So, in practical terms, a probabilistic algorithm is just as good as a deterministic one. But it is still a theoretically fascinating question whether randomized algorithms actually yield more power, or whether is it the case that for any computational problem that can be solved by a probabilistic algorithm, there is a deterministic algorithm with nearly the same performance.2 For example, we will see in Exercise 19.2 that there is in fact a deterministic algorithm that can cut at least \(m/2\) edges in an \(m\)-edge graph. We will discuss this question in generality in Chapter 20. For now, let us see a couple of examples where randomization leads to algorithms that are better in some sense than the known deterministic algorithms.

Solving SAT through randomization

The 3SAT problem is \(\mathbf{NP}\) hard, and so it is unlikely that it has a polynomial (or even subexponential) time algorithm. But this does not mean that we can’t do at least somewhat better than the trivial \(2^n\) algorithm for \(n\)-variable 3SAT. The best known worst-case algorithms for 3SAT are randomized, and are related to the following simple algorithm, variants of which are also used in practice:

Algorithm WalkSAT:

Input: An \(n\) variable 3CNF formula \(\varphi\).

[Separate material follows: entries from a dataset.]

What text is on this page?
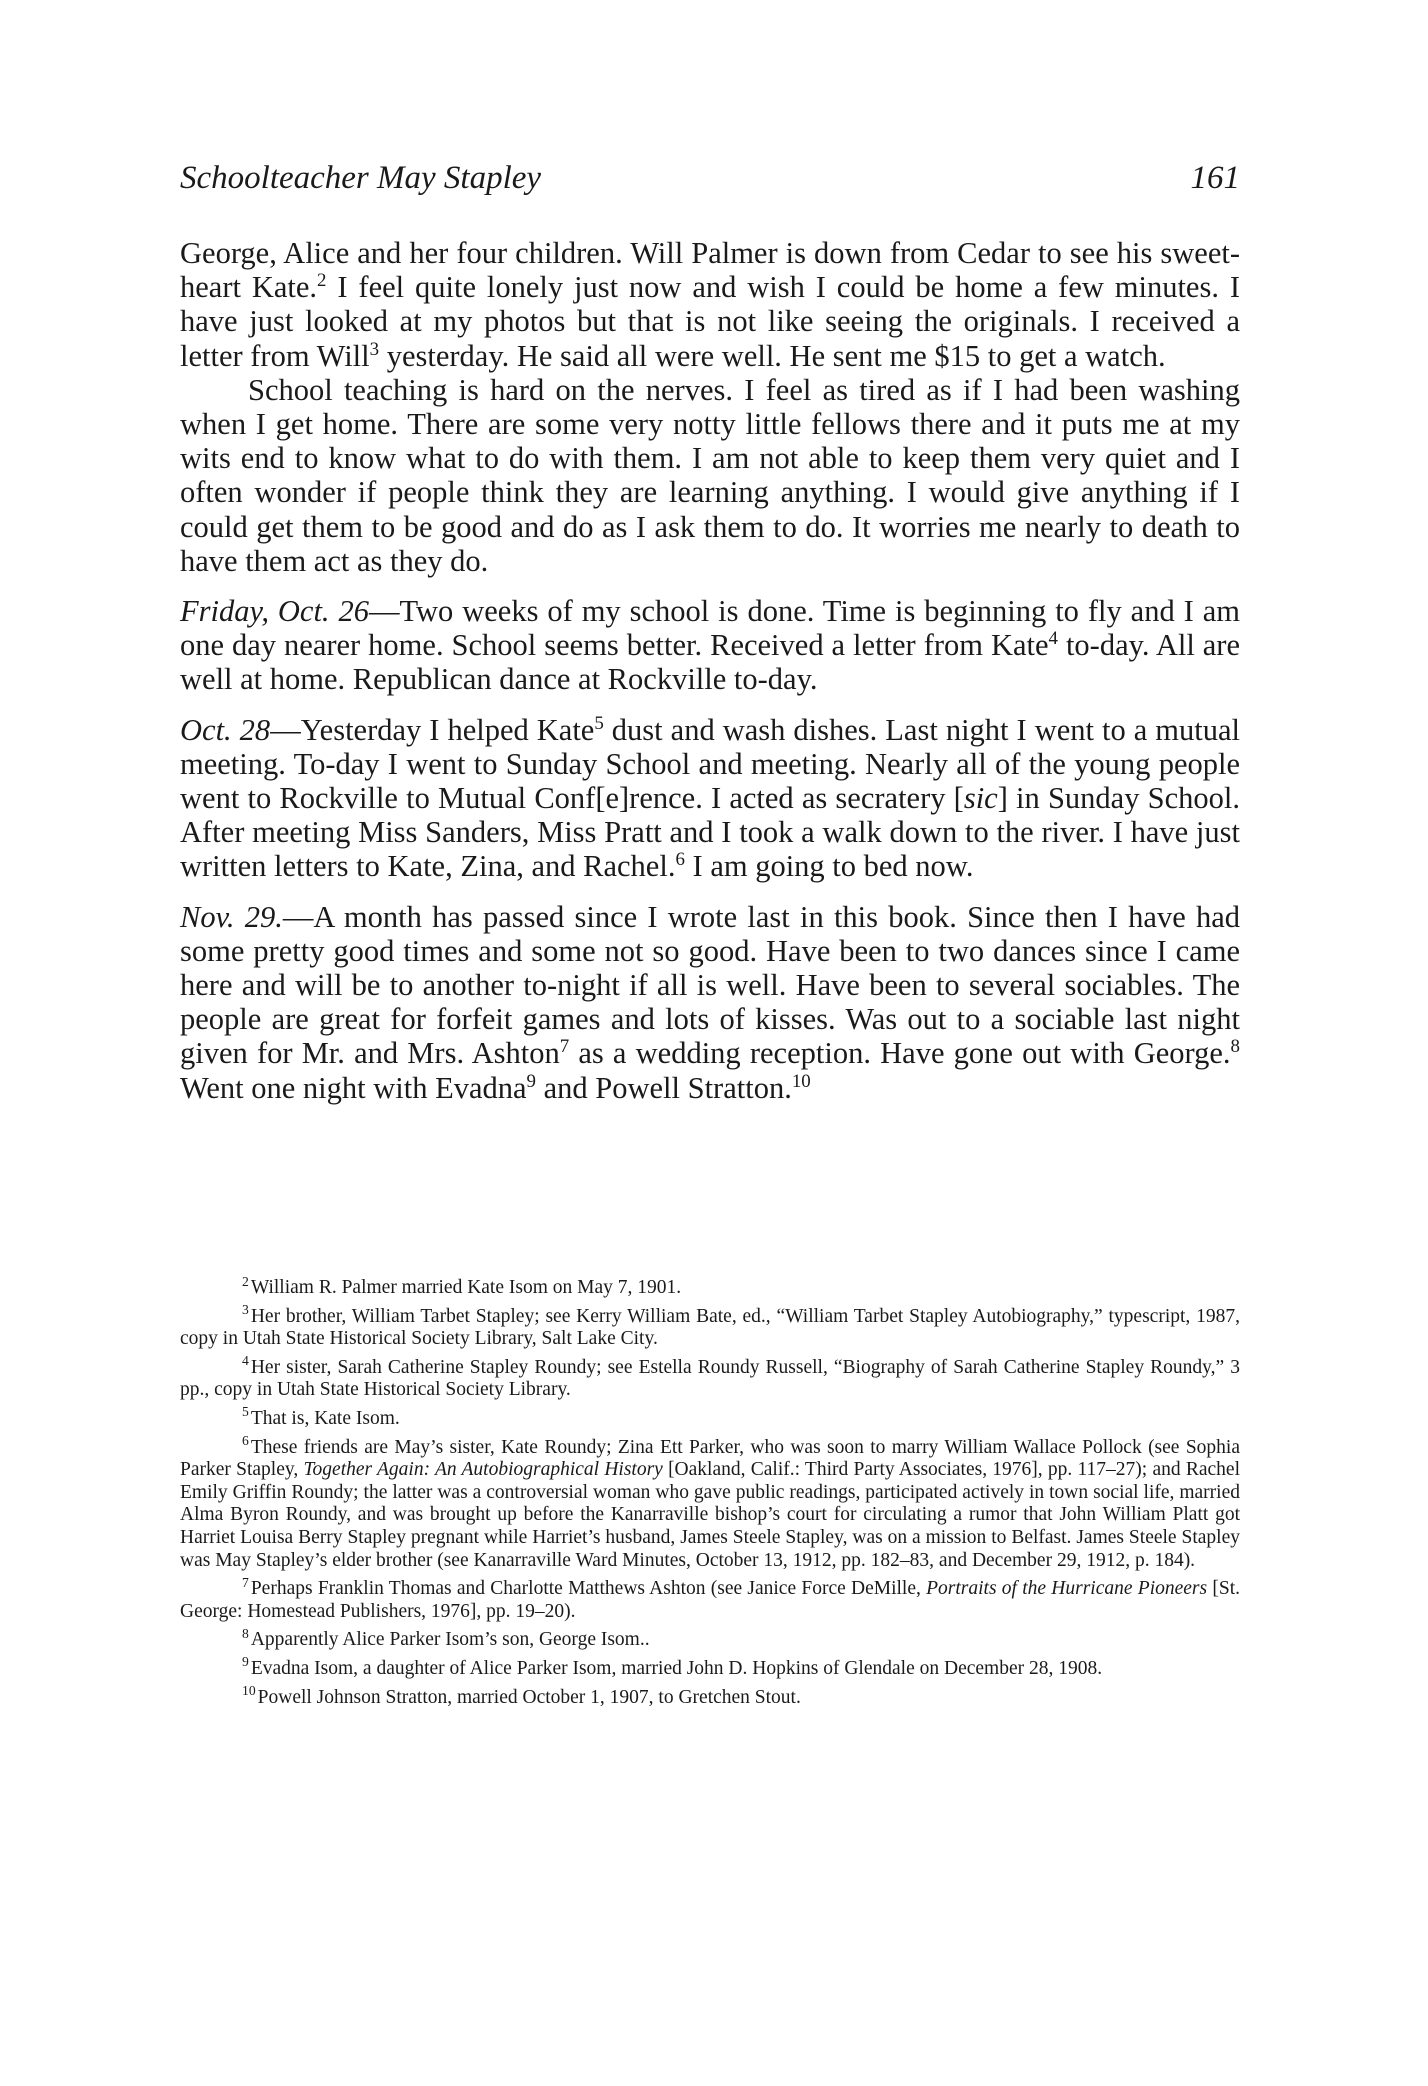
Schoolteacher May Stapley	161

George, Alice and her four children. Will Palmer is down from Cedar to see his sweet-heart Kate.$^2$ I feel quite lonely just now and wish I could be home a few minutes. I have just looked at my photos but that is not like seeing the originals. I received a letter from Will$^3$ yesterday. He said all were well. He sent me $15 to get a watch.

School teaching is hard on the nerves. I feel as tired as if I had been washing when I get home. There are some very notty little fellows there and it puts me at my wits end to know what to do with them. I am not able to keep them very quiet and I often wonder if people think they are learning anything. I would give anything if I could get them to be good and do as I ask them to do. It worries me nearly to death to have them act as they do.

Friday, Oct. 26—Two weeks of my school is done. Time is beginning to fly and I am one day nearer home. School seems better. Received a letter from Kate$^4$ to-day. All are well at home. Republican dance at Rockville to-day.

Oct. 28—Yesterday I helped Kate$^5$ dust and wash dishes. Last night I went to a mutual meeting. To-day I went to Sunday School and meeting. Nearly all of the young people went to Rockville to Mutual Conf[e]rence. I acted as secratery [sic] in Sunday School. After meeting Miss Sanders, Miss Pratt and I took a walk down to the river. I have just written letters to Kate, Zina, and Rachel.$^6$ I am going to bed now.

Nov. 29.—A month has passed since I wrote last in this book. Since then I have had some pretty good times and some not so good. Have been to two dances since I came here and will be to another to-night if all is well. Have been to several sociables. The people are great for forfeit games and lots of kisses. Was out to a sociable last night given for Mr. and Mrs. Ashton$^7$ as a wedding reception. Have gone out with George.$^8$ Went one night with Evadna$^9$ and Powell Stratton.$^{10}$

$^2$ William R. Palmer married Kate Isom on May 7, 1901.

$^3$ Her brother, William Tarbet Stapley; see Kerry William Bate, ed., “William Tarbet Stapley Autobiography,” typescript, 1987, copy in Utah State Historical Society Library, Salt Lake City.

$^4$ Her sister, Sarah Catherine Stapley Roundy; see Estella Roundy Russell, “Biography of Sarah Catherine Stapley Roundy,” 3 pp., copy in Utah State Historical Society Library.

$^5$ That is, Kate Isom.

$^6$ These friends are May’s sister, Kate Roundy; Zina Ett Parker, who was soon to marry William Wallace Pollock (see Sophia Parker Stapley, Together Again: An Autobiographical History [Oakland, Calif.: Third Party Associates, 1976], pp. 117–27); and Rachel Emily Griffin Roundy; the latter was a controversial woman who gave public readings, participated actively in town social life, married Alma Byron Roundy, and was brought up before the Kanarraville bishop’s court for circulating a rumor that John William Platt got Harriet Louisa Berry Stapley pregnant while Harriet’s husband, James Steele Stapley, was on a mission to Belfast. James Steele Stapley was May Stapley’s elder brother (see Kanarraville Ward Minutes, October 13, 1912, pp. 182–83, and December 29, 1912, p. 184).

$^7$ Perhaps Franklin Thomas and Charlotte Matthews Ashton (see Janice Force DeMille, Portraits of the Hurricane Pioneers [St. George: Homestead Publishers, 1976], pp. 19–20).

$^8$ Apparently Alice Parker Isom’s son, George Isom..

$^9$ Evadna Isom, a daughter of Alice Parker Isom, married John D. Hopkins of Glendale on December 28, 1908.

$^{10}$ Powell Johnson Stratton, married October 1, 1907, to Gretchen Stout.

Parameters: \(T,S \in \N\)


  1. Repeat the following \(T\) steps:

    1. Choose a random assignment \(x\in \{0,1\}^n\) and repeat the following for \(S\) steps:

      1. If \(x\) satisfies \(\varphi\) then output \(x\).

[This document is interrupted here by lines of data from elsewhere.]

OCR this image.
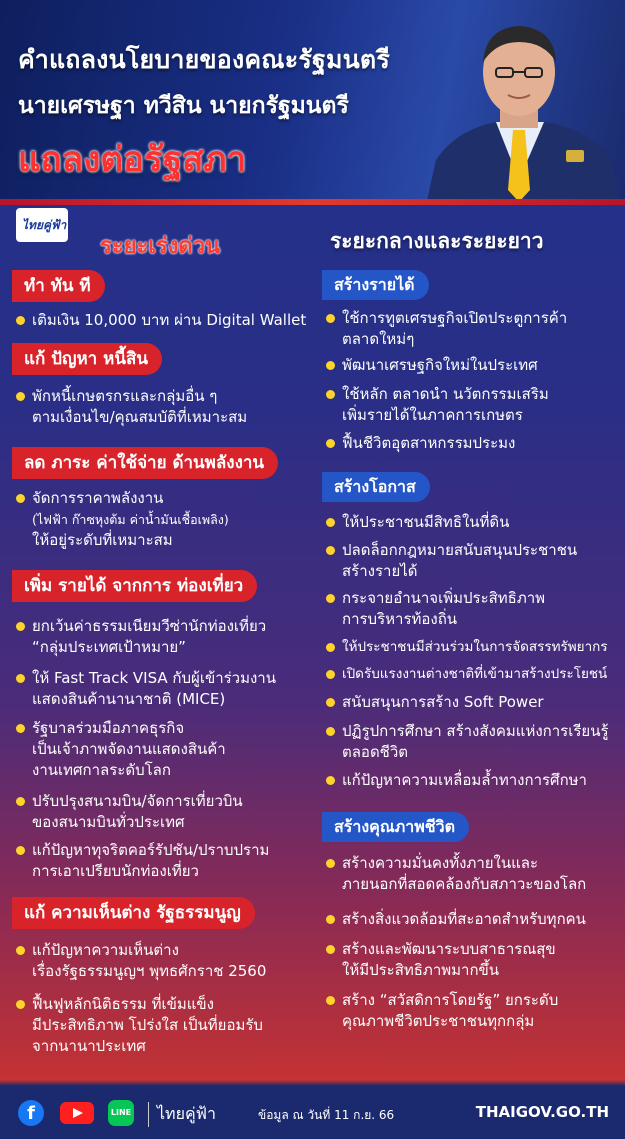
คำแถลงนโยบายของคณะรัฐมนตรี
นายเศรษฐา ทวีสิน นายกรัฐมนตรี
แถลงต่อรัฐสภา
ไทยคู่ฟ้า
ระยะเร่งด่วน	ระยะกลางและระยะยาว
ทำ ทัน ที
เติมเงิน 10,000 บาท ผ่าน Digital Wallet
แก้ ปัญหา หนี้สิน
พักหนี้เกษตรกรและกลุ่มอื่น ๆ
ตามเงื่อนไข/คุณสมบัติที่เหมาะสม
ลด ภาระ ค่าใช้จ่าย ด้านพลังงาน
จัดการราคาพลังงาน
(ไฟฟ้า ก๊าซหุงต้ม ค่าน้ำมันเชื้อเพลิง)
ให้อยู่ระดับที่เหมาะสม
เพิ่ม รายได้ จากการ ท่องเที่ยว
ยกเว้นค่าธรรมเนียมวีซ่านักท่องเที่ยว
“กลุ่มประเทศเป้าหมาย”
ให้ Fast Track VISA กับผู้เข้าร่วมงาน
แสดงสินค้านานาชาติ (MICE)
รัฐบาลร่วมมือภาคธุรกิจ
เป็นเจ้าภาพจัดงานแสดงสินค้า
งานเทศกาลระดับโลก
ปรับปรุงสนามบิน/จัดการเที่ยวบิน
ของสนามบินทั่วประเทศ
แก้ปัญหาทุจริตคอร์รัปชัน/ปราบปราม
การเอาเปรียบนักท่องเที่ยว
แก้ ความเห็นต่าง รัฐธรรมนูญ
แก้ปัญหาความเห็นต่าง
เรื่องรัฐธรรมนูญฯ พุทธศักราช 2560
ฟื้นฟูหลักนิติธรรม ที่เข้มแข็ง
มีประสิทธิภาพ โปร่งใส เป็นที่ยอมรับ
จากนานาประเทศ
สร้างรายได้
ใช้การทูตเศรษฐกิจเปิดประตูการค้า
ตลาดใหม่ๆ
พัฒนาเศรษฐกิจใหม่ในประเทศ
ใช้หลัก ตลาดนำ นวัตกรรมเสริม
เพิ่มรายได้ในภาคการเกษตร
ฟื้นชีวิตอุตสาหกรรมประมง
สร้างโอกาส
ให้ประชาชนมีสิทธิในที่ดิน
ปลดล็อกกฎหมายสนับสนุนประชาชน
สร้างรายได้
กระจายอำนาจเพิ่มประสิทธิภาพ
การบริหารท้องถิ่น
ให้ประชาชนมีส่วนร่วมในการจัดสรรทรัพยากร
เปิดรับแรงงานต่างชาติที่เข้ามาสร้างประโยชน์
สนับสนุนการสร้าง Soft Power
ปฏิรูปการศึกษา สร้างสังคมแห่งการเรียนรู้
ตลอดชีวิต
แก้ปัญหาความเหลื่อมล้ำทางการศึกษา
สร้างคุณภาพชีวิต
สร้างความมั่นคงทั้งภายในและ
ภายนอกที่สอดคล้องกับสภาวะของโลก
สร้างสิ่งแวดล้อมที่สะอาดสำหรับทุกคน
สร้างและพัฒนาระบบสาธารณสุข
ให้มีประสิทธิภาพมากขึ้น
สร้าง “สวัสดิการโดยรัฐ” ยกระดับ
คุณภาพชีวิตประชาชนทุกกลุ่ม
f	LINE	ไทยคู่ฟ้า	ข้อมูล ณ วันที่ 11 ก.ย. 66	THAIGOV.GO.TH
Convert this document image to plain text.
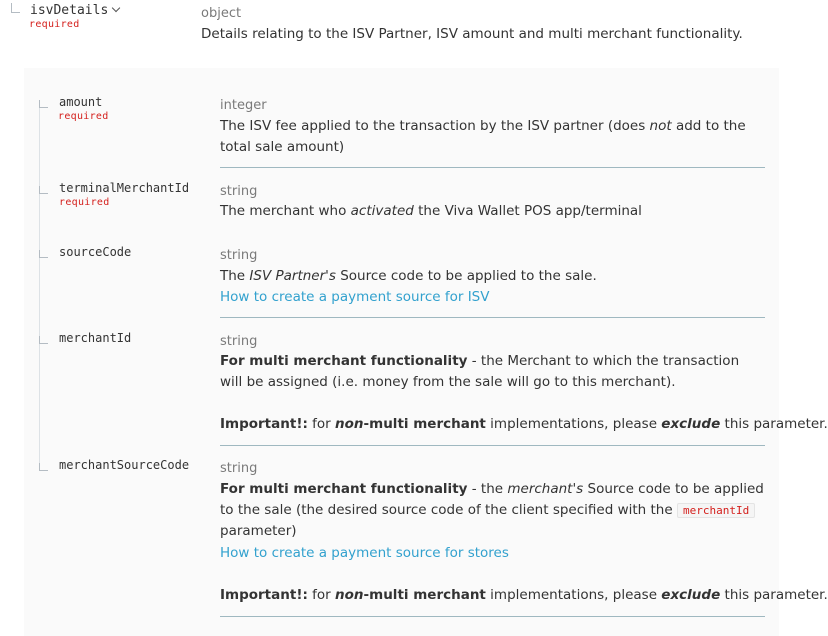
isvDetails
required
object
Details relating to the ISV Partner, ISV amount and multi merchant functionality.
amount
required
integer
The ISV fee applied to the transaction by the ISV partner (does not add to the total sale amount)
terminalMerchantId
required
string
The merchant who activated the Viva Wallet POS app/terminal
sourceCode	string
The ISV Partner's Source code to be applied to the sale.
How to create a payment source for ISV
merchantId	string
For multi merchant functionality - the Merchant to which the transaction will be assigned (i.e. money from the sale will go to this merchant).
Important!: for non-multi merchant implementations, please exclude this parameter.
merchantSourceCode string
For multi merchant functionality - the merchant's Source code to be applied to the sale (the desired source code of the client specified with the merchantId parameter)
How to create a payment source for stores
Important!: for non-multi merchant implementations, please exclude this parameter.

      2. Otherwise, choose a random clause \((\ell_i \vee \ell_j \vee \ell_k)\) that \(x\) does not satisfy, choose a random literal in \(\ell_i,\ell_j,\ell_k\) and modify \(x\) to satisfy this literal.

  2. If all the \(T\cdot S\) repetitions above did not result in a satisfying assignment then output Unsatisfiable

The running time of this algorithm is \(S\cdot T \cdot poly(n)\), and so the key question is how small we can make \(S\) and \(T\) so that the probability that WalkSAT outputs Unsatisfiable on a satisfiable formula \(\varphi\) is small. It is known that we can do so with \(\ensuremath{\mathit{ST}} = \tilde{O}((4/3)^n) = \tilde{O}(1.333\ldots^n)\) (see Exercise 19.4 for a weaker result), but we’ll show below a simpler analysis yielding \(\ensuremath{\mathit{ST}}= \tilde{O}(\sqrt{3}^n) = \tilde{O}(1.74^n)\), which is still much better than the trivial \(2^n\) bound.3

If we set \(T=100\cdot \sqrt{3}^{n}\) and \(S= n/2\), then the probability we output Unsatisfiable for a satisfiable \(\varphi\) is at most \(1/2\).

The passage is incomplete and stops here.